In further proof that Panasonic has concentrated on hi-def disc handling to the exclusion of almost all other facets, in our tests the DMP-BD65 was playing a Blu-ray disc in 12-17 seconds after being switched on. If the machine is already on, it takes only five seconds after closing the tray.

Super-speedy

To achieve this, the player must be in Quick Load mode – and is consuming more power while in standby mode (you can hear it audibly hum). That Quick Load mode can be switched-off in the player's on-screen menus; it then takes around 21 seconds to load discs.

Oddly, the Viera Cast interface now includes a central icon for Blu-ray – presumably to mask the lack of actual extra content – but if you select the icon with the remote, it simply takes you to a screensaver, and doesn't automatically play the disc, as we'd hoped.

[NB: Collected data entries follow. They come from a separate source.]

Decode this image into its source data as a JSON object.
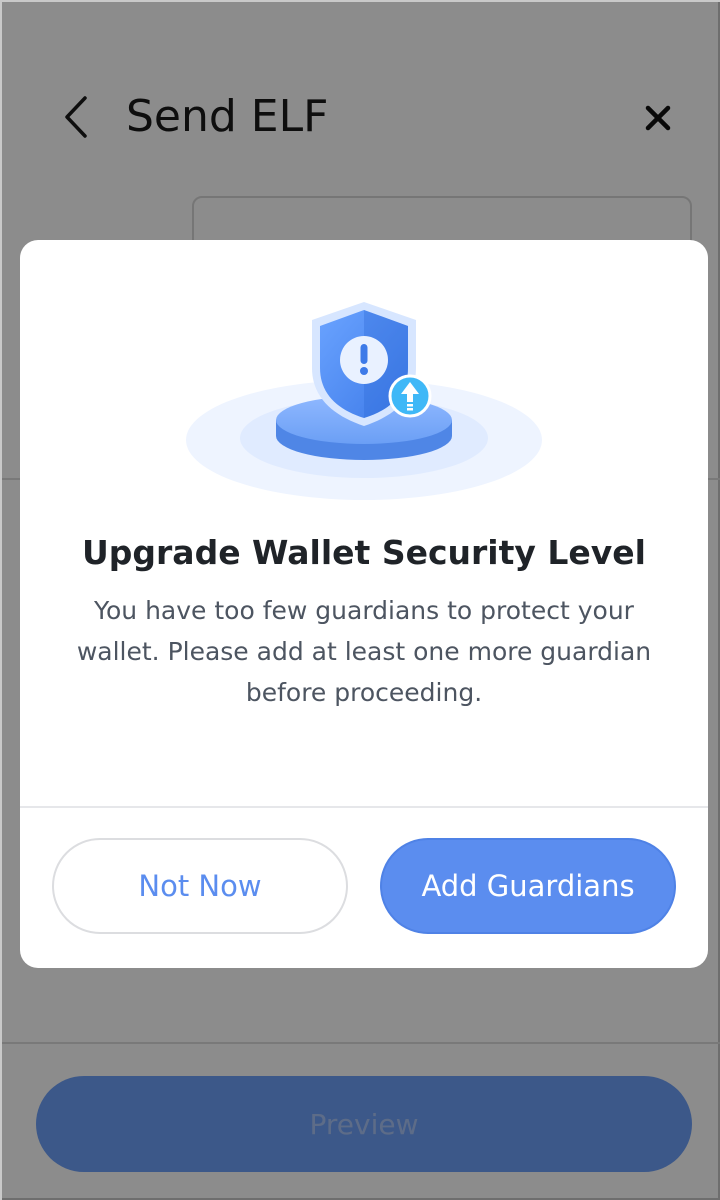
{
  "header": {
    "title": "Send ELF",
    "back_icon": "chevron-left-icon",
    "close_icon": "close-icon"
  },
  "footer": {
    "preview_label": "Preview"
  },
  "modal": {
    "illustration_icon": "shield-warning-upgrade-icon",
    "title": "Upgrade Wallet Security Level",
    "message": "You have too few guardians to protect your wallet. Please add at least one more guardian before proceeding.",
    "secondary_label": "Not Now",
    "primary_label": "Add Guardians"
  },
  "colors": {
    "accent": "#5b8def",
    "overlay": "#000000",
    "text_primary": "#1f2328",
    "text_secondary": "#4d5561"
  }
}
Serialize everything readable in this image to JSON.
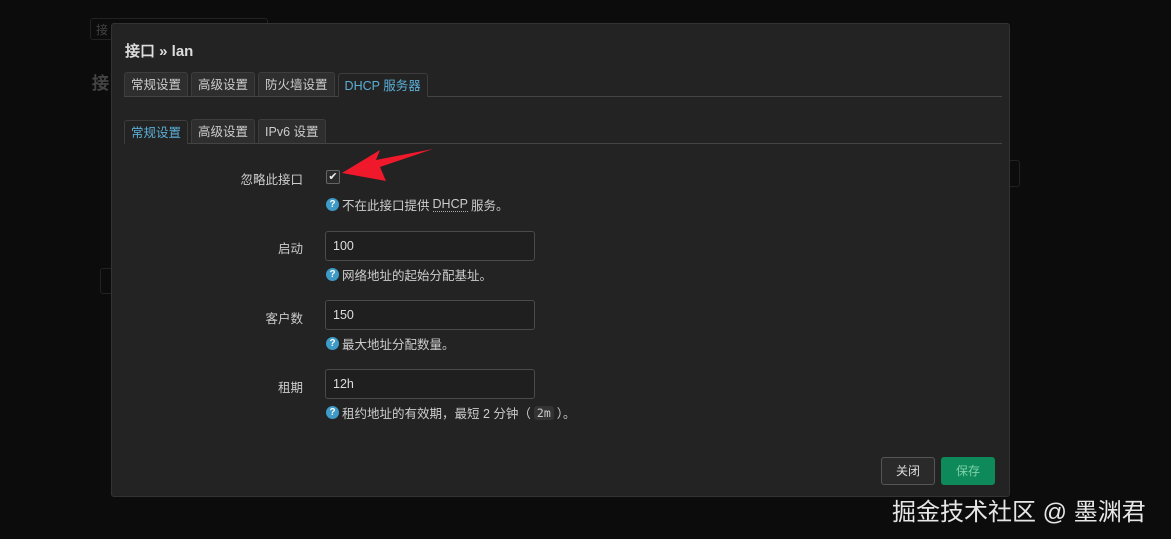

The DMP-BD65, however, is worth its quirks. Hurt Locker on Blu-ray is studded with delicate scenes of the bright desert surroundings, with contrast-heavy murkier passages receiving almost as much fine detail. That the machine's PHL Reference Chroma Processor Plus is working overtime is confirmed by the realistic though vivid and clean colours with no hint of banding or picture noise.

There are plenty of deep blacks present in night scenes, with impressive detail in shadowed areas of the image and excellent contrast during scenes featuring night time explosions.

Excellent detail

Better still, close-ups have as much detail as we've seen on any Blu-ray player, while fast motion doesn't present the DMP-BD65 with any major problems, though there's a bit more work for Panasonic's engineers to accomplish here.

Overall it's a great performance with Blu-ray, and crucially it carries on the good work with DVD. A disc of Star Trek scrubs up well, with the slightly softer picture otherwise almost as involving as Blu-ray. Motion is handled well and edges keep their continuity; what's not to like?